Arizona darkwavers Lycia have long cultivated an atmosphere of overwhelming dirge throughout their two-decade career, culminating in classics such as Cold and Estrella. The reverb-drenched melancholia assembled by Mike VanPortfleet and Tara Vanflower recalls classic ethereal and ambient touches while crushing them simultaneously with rough guitar patches. Their latest offering, Quiet Moments, continues this trend, but offers it up on a softer platform—calm in the eye of the storm.
The cover art of Quiet Moments is an apt representation of the image it conjures through its hour-long runtime: vast, gloomy soundscapes that echo through open winter wonderlands of naked trees and the whiteout of the sky. VanPortfleet’s whispers and murmurs never fail to be hauntingly frigid, marrying into the droning guitar riffs that slowly burn in midnight blizzards, such as on “Greenland” and the piano-heavy tragedy that is “The Visitor.” “The Wind Sings” and “Dead Leaves Fall” see Lycia exploring electronic territory, fuzzed and ravaged by icy production textures that harden both compositions to calloused slabs of stone.

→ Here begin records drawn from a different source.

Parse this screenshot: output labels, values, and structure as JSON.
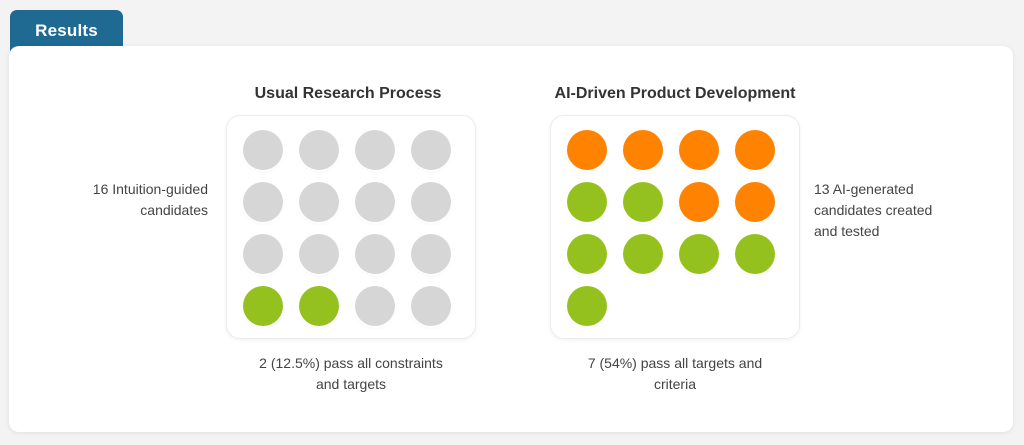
{
  "tab": {
    "label": "Results"
  },
  "colors": {
    "tab": "#1f6a92",
    "pass": "#95c11f",
    "ai_generated": "#ff8200",
    "neutral": "#d6d6d6"
  },
  "usual": {
    "heading": "Usual Research Process",
    "side_label_lines": [
      "16 Intuition-guided",
      "candidates"
    ],
    "caption_lines": [
      "2 (12.5%) pass all constraints",
      "and targets"
    ],
    "total": 16,
    "passing": 2,
    "dots": [
      "neutral",
      "neutral",
      "neutral",
      "neutral",
      "neutral",
      "neutral",
      "neutral",
      "neutral",
      "neutral",
      "neutral",
      "neutral",
      "neutral",
      "pass",
      "pass",
      "neutral",
      "neutral"
    ]
  },
  "ai": {
    "heading": "AI-Driven Product Development",
    "side_label_lines": [
      "13 AI-generated",
      "candidates created",
      "and tested"
    ],
    "caption_lines": [
      "7 (54%) pass all targets and",
      "criteria"
    ],
    "total": 13,
    "passing": 7,
    "dots": [
      "ai_generated",
      "ai_generated",
      "ai_generated",
      "ai_generated",
      "pass",
      "pass",
      "ai_generated",
      "ai_generated",
      "pass",
      "pass",
      "pass",
      "pass",
      "pass"
    ]
  }
}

Traces of classic Lycia can be found on the heavily fabled Projekt band’s new album, but Quiet Moments is kept to a gentle, far-away tension that whirs, hums, and cries in an enveloping wind. Recalls of Cocteau Twins and The Chameleons are still deep down in the recesses of the suffocating moroseness, but Lycia’s finesse as an act that is often imitated, never duplicated, is kept to a high standard with Quiet Moments.